While Rebuilding Together provides no-cost home repair to low-income senior homeowners in need, Meals on Wheels, a program of the Interfaith Ministries of Greater Houston, serves warm and nutritious lunches to the elderly. A Meals on Wheels delivery driver first noticed the state of Mrs. Rainey’s home, which suffered extensive roof damage during Hurricane Ike six years ago. Confined to a wheelchair and on a fixed income, Mrs. Rainey was unable to find assistance, until Meals on Wheels placed her in contact with Rebuilding Together.
“Meals on Wheels is very important to our seniors,” says Andrea Fineman, communications manager at Interfaith Ministries. “Not only do we provide a home-cooked meal to those who might go hungry, but also we want to ensure that our clients can maintain their independence for as long as possible.”
With roof and internal repairs already completed, Mrs. Rainey eagerly awaits an experienced Rebuilding Together volunteer crew, made up of ExxonMobil employees, to put the finishing touches on the renovations to her home of some 46 years.
“The help of others means so much to me,” says Mrs.
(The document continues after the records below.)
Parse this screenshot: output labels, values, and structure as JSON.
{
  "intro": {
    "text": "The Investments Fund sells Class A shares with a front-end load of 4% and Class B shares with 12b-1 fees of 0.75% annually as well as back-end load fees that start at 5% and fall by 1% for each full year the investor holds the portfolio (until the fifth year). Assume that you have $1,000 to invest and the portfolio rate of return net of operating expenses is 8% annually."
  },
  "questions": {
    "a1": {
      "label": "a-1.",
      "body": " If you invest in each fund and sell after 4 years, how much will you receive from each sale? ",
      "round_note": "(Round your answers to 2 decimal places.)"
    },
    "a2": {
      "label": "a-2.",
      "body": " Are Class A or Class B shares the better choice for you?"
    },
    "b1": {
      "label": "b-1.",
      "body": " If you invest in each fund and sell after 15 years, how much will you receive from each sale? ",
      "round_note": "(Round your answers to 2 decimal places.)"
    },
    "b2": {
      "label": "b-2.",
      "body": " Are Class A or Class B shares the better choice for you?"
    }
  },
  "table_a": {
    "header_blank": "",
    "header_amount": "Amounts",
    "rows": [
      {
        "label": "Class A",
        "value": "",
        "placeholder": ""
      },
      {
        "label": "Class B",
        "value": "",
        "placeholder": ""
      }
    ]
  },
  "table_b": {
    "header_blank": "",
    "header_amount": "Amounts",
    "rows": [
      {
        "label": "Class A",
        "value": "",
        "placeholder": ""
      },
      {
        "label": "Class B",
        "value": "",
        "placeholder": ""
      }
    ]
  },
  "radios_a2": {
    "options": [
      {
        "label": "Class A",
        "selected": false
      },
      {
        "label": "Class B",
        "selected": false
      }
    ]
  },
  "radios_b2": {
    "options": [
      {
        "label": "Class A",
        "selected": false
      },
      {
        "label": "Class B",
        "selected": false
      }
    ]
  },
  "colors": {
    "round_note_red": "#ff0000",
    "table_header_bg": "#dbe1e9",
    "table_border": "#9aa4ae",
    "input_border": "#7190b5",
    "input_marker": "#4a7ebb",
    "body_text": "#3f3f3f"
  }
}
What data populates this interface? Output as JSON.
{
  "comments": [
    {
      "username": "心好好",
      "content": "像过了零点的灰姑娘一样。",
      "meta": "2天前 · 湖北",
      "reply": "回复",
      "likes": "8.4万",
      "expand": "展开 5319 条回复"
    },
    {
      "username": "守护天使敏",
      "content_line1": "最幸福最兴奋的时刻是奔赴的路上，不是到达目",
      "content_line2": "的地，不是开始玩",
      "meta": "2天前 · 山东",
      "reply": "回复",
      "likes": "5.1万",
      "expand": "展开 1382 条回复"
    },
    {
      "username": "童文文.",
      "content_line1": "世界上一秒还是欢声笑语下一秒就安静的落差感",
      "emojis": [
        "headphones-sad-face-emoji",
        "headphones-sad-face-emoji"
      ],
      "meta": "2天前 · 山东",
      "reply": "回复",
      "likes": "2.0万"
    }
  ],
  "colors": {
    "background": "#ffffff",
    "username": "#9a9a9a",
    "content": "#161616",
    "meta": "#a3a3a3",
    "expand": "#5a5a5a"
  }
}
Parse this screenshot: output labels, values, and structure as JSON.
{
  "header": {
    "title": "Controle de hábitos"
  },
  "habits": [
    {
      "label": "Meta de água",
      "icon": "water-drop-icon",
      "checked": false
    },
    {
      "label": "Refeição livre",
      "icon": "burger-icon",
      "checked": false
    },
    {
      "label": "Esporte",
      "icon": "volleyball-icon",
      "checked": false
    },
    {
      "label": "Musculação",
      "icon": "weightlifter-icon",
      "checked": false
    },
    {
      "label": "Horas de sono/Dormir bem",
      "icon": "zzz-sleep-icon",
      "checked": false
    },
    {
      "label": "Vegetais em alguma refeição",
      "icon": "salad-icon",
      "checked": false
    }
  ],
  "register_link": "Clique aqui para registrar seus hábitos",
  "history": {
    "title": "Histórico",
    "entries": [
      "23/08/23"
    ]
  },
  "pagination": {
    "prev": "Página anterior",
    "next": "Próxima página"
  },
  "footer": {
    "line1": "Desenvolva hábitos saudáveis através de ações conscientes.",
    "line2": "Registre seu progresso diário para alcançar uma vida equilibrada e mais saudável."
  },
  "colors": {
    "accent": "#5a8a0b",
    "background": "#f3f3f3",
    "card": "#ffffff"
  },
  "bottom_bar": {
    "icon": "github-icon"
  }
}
Rainey. “I’m so thankful there are people in this world who are able to help us, we that sometimes can’t help ourselves.
The ExxonMobil volunteer crew will begin putting the finishing touches on the Rainey home at 8:30 a.m. Saturday, October 18. They’re expected to complete their work sometime the afternoon of Saturday, October 25, at which time Dorothy Rainey’s home will have a new lease on life.
“I intend to walk again someday,” Ms. Rainey, 65, says. She suffered a stroke as a young adult, broke her hip in a car accident a decade later, and after suffering three broken toes in a fall some five years ago, has remained confined to her wheelchair.
Yet, she considers herself blessed and remains hopeful.
“This house means the world to me because it’s where I’ve raised my children and helped raise my children’s children,” says Ms. Rainey. “If my house can be almost like brand-new again, I have no doubt I can be, too.”